File search problem with .doc file

Started by mcvpjd3, December 16, 2015, 07:31:54 AM

Previous topic - Next topic

mcvpjd3

I've been given a task of searching through thousands of files for a few key words. So I've created a script that looped through the various folder, for the various doc types for the various words I'm looking for. I had the script dump the name of the file it had just searched to a temp file to I could monitor its progress. This all works great, except every now and then it was stopping (on the server the CPU was going to 100% and the results and temp file stopped updating). So I narrowed it down to some .DOC files. I would remove what I though was the offending .DOC file and it would carry on until it came across another troublesome .DOC file. So I decided to find out what was going on.

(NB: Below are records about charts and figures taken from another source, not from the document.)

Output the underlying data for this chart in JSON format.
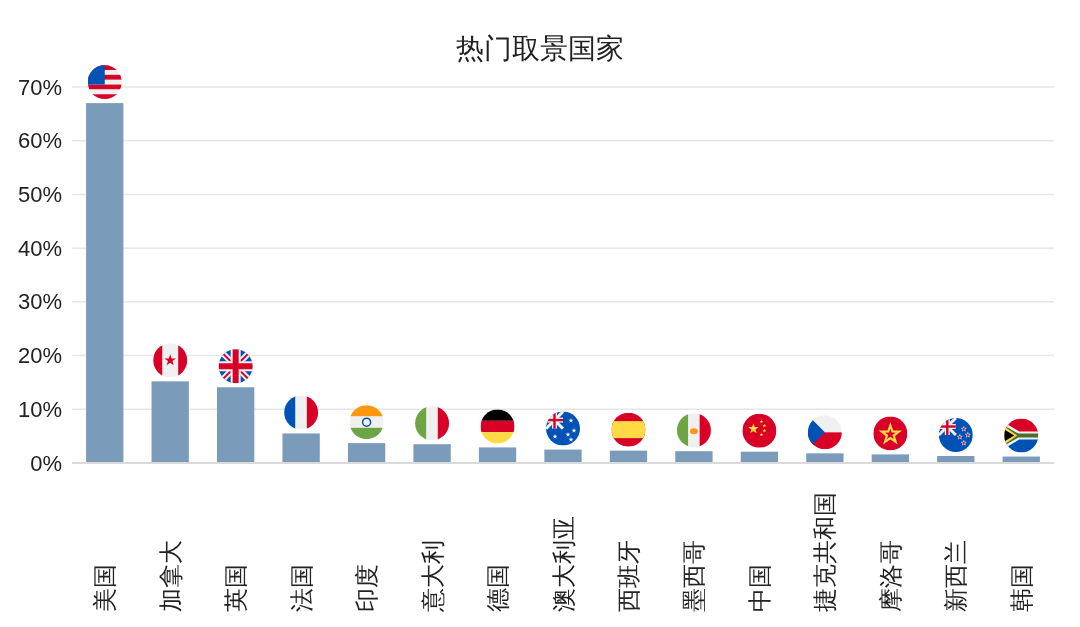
{
  "chart_data": {
    "type": "bar",
    "title": "热门取景国家",
    "categories": [
      "美国",
      "加拿大",
      "英国",
      "法国",
      "印度",
      "意大利",
      "德国",
      "澳大利亚",
      "西班牙",
      "墨西哥",
      "中国",
      "捷克共和国",
      "摩洛哥",
      "新西兰",
      "韩国"
    ],
    "values": [
      67,
      15.2,
      14.1,
      5.5,
      3.7,
      3.5,
      2.9,
      2.5,
      2.3,
      2.2,
      2.1,
      1.8,
      1.6,
      1.3,
      1.2
    ],
    "color": "#7a9cba",
    "ylim": [
      0,
      70
    ],
    "yticks": [
      {
        "value": 0,
        "label": "0%"
      },
      {
        "value": 10,
        "label": "10%"
      },
      {
        "value": 20,
        "label": "20%"
      },
      {
        "value": 30,
        "label": "30%"
      },
      {
        "value": 40,
        "label": "40%"
      },
      {
        "value": 50,
        "label": "50%"
      },
      {
        "value": 60,
        "label": "60%"
      },
      {
        "value": 70,
        "label": "70%"
      }
    ],
    "grid": "y"
  }
}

I found a particular .DOC file that caused the issue, and started stripping it down bit by bit until it no longer failed so that I could fine out what the issue was. This .DOC had a table with loads of pictures and the file was about 100MB to start with, but no matter what I removed from the table, it kept failing. Eventually got it down to just the one column in the one table, no pictures, only text and carriage returns to about 6 pages. This still fails. However, when I remove about a page of carriage returns, the search works fine. Undo the removal and it fails again. Anyone got any idea on what's going on and how I can get around this as I need to search these documents without having to remove tables.

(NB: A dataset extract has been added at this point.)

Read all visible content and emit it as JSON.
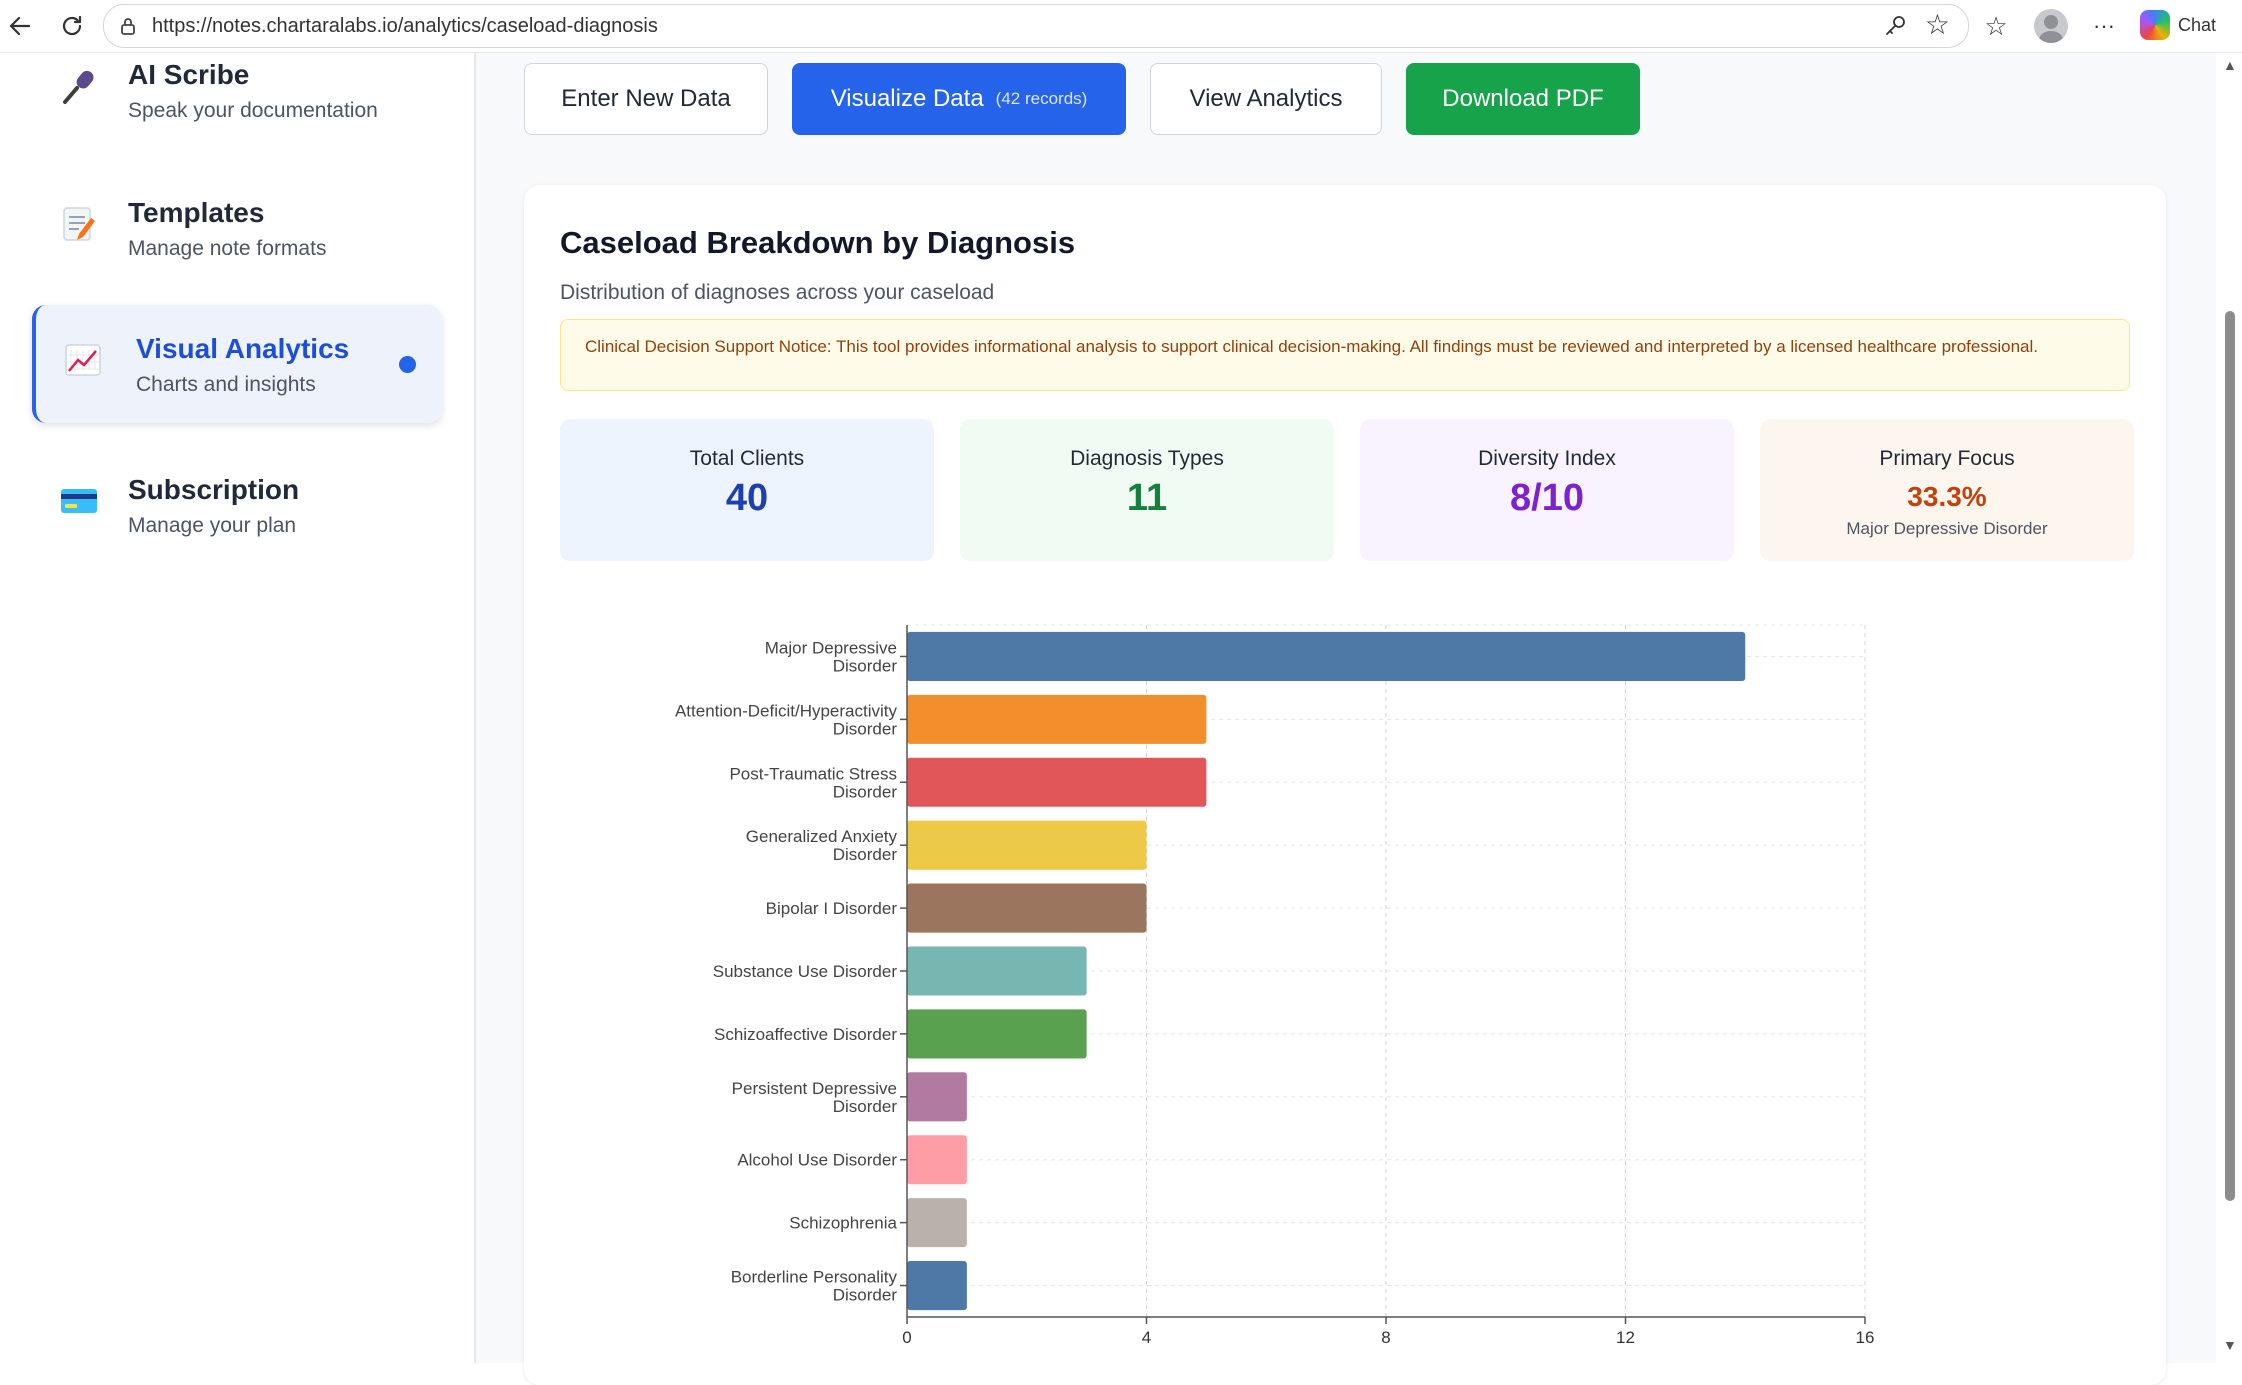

I've enclosed a cut down version of the script (which still stops at the a=SearchNext(Hand) line) and the .DOC in question to see if you can replicate the issue. I'm using 2014A.

Thanks

thisdir=dirscript()
extender=strcat(thisdir,"wsrch34i.dll")
AddExtender(extender)
display(3,"Start","Process Start")
hand=srchinit("C:\myfolder","test-all.doc","searchme","",50)
While 1
    a=SrchNext(hand)
   If a=="" Then Break
EndWhile
SrchFree(hand)
display(3,"End","Process End")

td

Without attempting to duplicate the problem it can still be said that it is likely some kind of bug in the search dll used be the extender. Unfortunately, that is a 3rd party dll which WindowWare has no control over so there isn't much that can be done about it in the sort term. 
"No one who sees a peregrine falcon fly can ever forget the beauty and thrill of that flight."
  - Dr. Tom Cade

td

We were able to confirm that you have encountered some kind of bug in the 3rd party search DLL that provides the functionality for the Search extender.  You may wish to consider using regular expressions functionality provided in WinBatch by either the CLR host (dotNet) or COM Automation.  Another options would be to use WinBatch to drive a free third party tool like GAWK to perform your search.   

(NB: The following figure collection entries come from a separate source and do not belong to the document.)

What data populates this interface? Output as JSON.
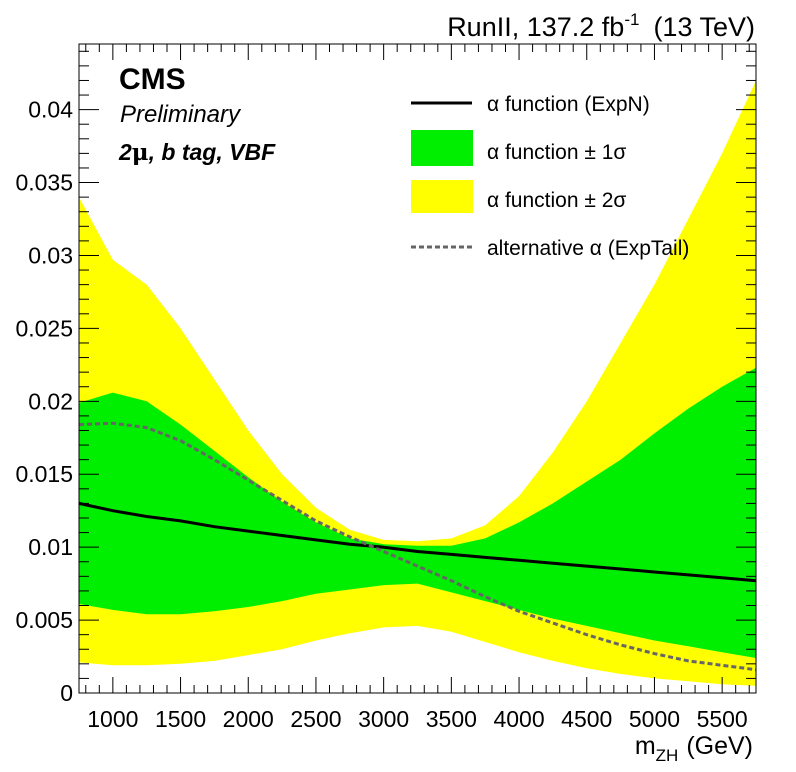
{
  "header": {
    "run_label": "RunII, 137.2 fb",
    "lumi_exp": "-1",
    "energy": "(13 TeV)"
  },
  "annotations": {
    "experiment": "CMS",
    "status": "Preliminary",
    "category_prefix": "2",
    "category_mu": "μ",
    "category_suffix": ", b tag, VBF"
  },
  "axes": {
    "xlabel_main": "m",
    "xlabel_sub": "ZH",
    "xlabel_unit": "(GeV)"
  },
  "colors": {
    "band_1sigma": "#00ee00",
    "band_2sigma": "#ffff00",
    "nominal_line": "#000000",
    "alternative_line": "#666666"
  },
  "chart_data": {
    "type": "line",
    "xlim": [
      750,
      5750
    ],
    "ylim": [
      0,
      0.0445
    ],
    "x_ticks": [
      1000,
      1500,
      2000,
      2500,
      3000,
      3500,
      4000,
      4500,
      5000,
      5500
    ],
    "y_ticks": [
      0,
      0.005,
      0.01,
      0.015,
      0.02,
      0.025,
      0.03,
      0.035,
      0.04
    ],
    "y_tick_labels": [
      "0",
      "0.005",
      "0.01",
      "0.015",
      "0.02",
      "0.025",
      "0.03",
      "0.035",
      "0.04"
    ],
    "x": [
      750,
      1000,
      1250,
      1500,
      1750,
      2000,
      2250,
      2500,
      2750,
      3000,
      3250,
      3500,
      3750,
      4000,
      4250,
      4500,
      4750,
      5000,
      5250,
      5500,
      5750
    ],
    "series": [
      {
        "name": "α function (ExpN)",
        "style": "solid",
        "values": [
          0.013,
          0.0125,
          0.0121,
          0.0118,
          0.0114,
          0.0111,
          0.0108,
          0.0105,
          0.0102,
          0.01,
          0.0097,
          0.0095,
          0.0093,
          0.0091,
          0.0089,
          0.0087,
          0.0085,
          0.0083,
          0.0081,
          0.0079,
          0.0077
        ]
      },
      {
        "name": "alternative α (ExpTail)",
        "style": "dashed",
        "values": [
          0.0184,
          0.0185,
          0.0182,
          0.0173,
          0.016,
          0.0146,
          0.0132,
          0.0118,
          0.0107,
          0.0097,
          0.0087,
          0.0077,
          0.0066,
          0.0056,
          0.0048,
          0.004,
          0.0033,
          0.0027,
          0.0022,
          0.0019,
          0.0016
        ]
      }
    ],
    "bands": [
      {
        "name": "α function ± 2σ",
        "lower": [
          0.0021,
          0.0019,
          0.0019,
          0.002,
          0.0022,
          0.0026,
          0.003,
          0.0036,
          0.0041,
          0.0045,
          0.0046,
          0.0042,
          0.0035,
          0.0028,
          0.0022,
          0.0017,
          0.0013,
          0.001,
          0.0008,
          0.0006,
          0.0005
        ],
        "upper": [
          0.034,
          0.0297,
          0.028,
          0.025,
          0.0215,
          0.018,
          0.015,
          0.0127,
          0.0112,
          0.0105,
          0.0104,
          0.0106,
          0.0115,
          0.0135,
          0.0165,
          0.02,
          0.024,
          0.028,
          0.0325,
          0.037,
          0.042
        ]
      },
      {
        "name": "α function ± 1σ",
        "lower": [
          0.0061,
          0.0057,
          0.0054,
          0.0054,
          0.0056,
          0.0059,
          0.0063,
          0.0068,
          0.0071,
          0.0074,
          0.0075,
          0.0069,
          0.0063,
          0.0057,
          0.0051,
          0.0046,
          0.0041,
          0.0036,
          0.0032,
          0.0028,
          0.0024
        ],
        "upper": [
          0.0199,
          0.0206,
          0.02,
          0.0184,
          0.0166,
          0.0148,
          0.0131,
          0.0117,
          0.0106,
          0.0102,
          0.0101,
          0.0101,
          0.0106,
          0.0117,
          0.013,
          0.0145,
          0.016,
          0.0178,
          0.0195,
          0.021,
          0.0223
        ]
      }
    ],
    "legend": {
      "placement": "top-right",
      "entries": [
        {
          "label": "α function (ExpN)",
          "kind": "solid-line"
        },
        {
          "label": "α function ± 1σ",
          "kind": "green-box"
        },
        {
          "label": "α function ± 2σ",
          "kind": "yellow-box"
        },
        {
          "label": "alternative α (ExpTail)",
          "kind": "dashed-line"
        }
      ]
    }
  }
}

Perhaps someone else has tried and true suggestion for an alternative.
"No one who sees a peregrine falcon fly can ever forget the beauty and thrill of that flight."
  - Dr. Tom Cade

td

Here's a simple workaround that has several limitations so it may not work for you but it might (or might not)  inspires something that will.

Code (winbatch) Select
; Will not work with Unicode files.
; and minimally tested...
AddExtender("wwfaf44i.dll")       

lFiles = ""
nSize = 0
hFaf = fafOpen(DirScript(), "*.doc", 16)
While 1
   strFound = fafFind(hFaf )
   If strFound == '' Then Break
   
   hBin = BinaryAlloc(FileSize(strFound)+1)
   BinaryRead(hBin, strFound)
   if BinaryIndexEx(hBin, 0, "Ensure", @Fwdscan, 0) > 1
      lFiles = ItemInsert(strFound, -1, lFiles, @lf)
   endif
   BinaryFree(hBin)
endwhile
fafClose(hFaf)

;; Test result.
Message("Found Files", lFiles)

"No one who sees a peregrine falcon fly can ever forget the beauty and thrill of that flight."
  - Dr. Tom Cade

mcvpjd3

Sorry for the late reply.

Thanks for the replies. I've used the fafFind option and that worked great.

Thanks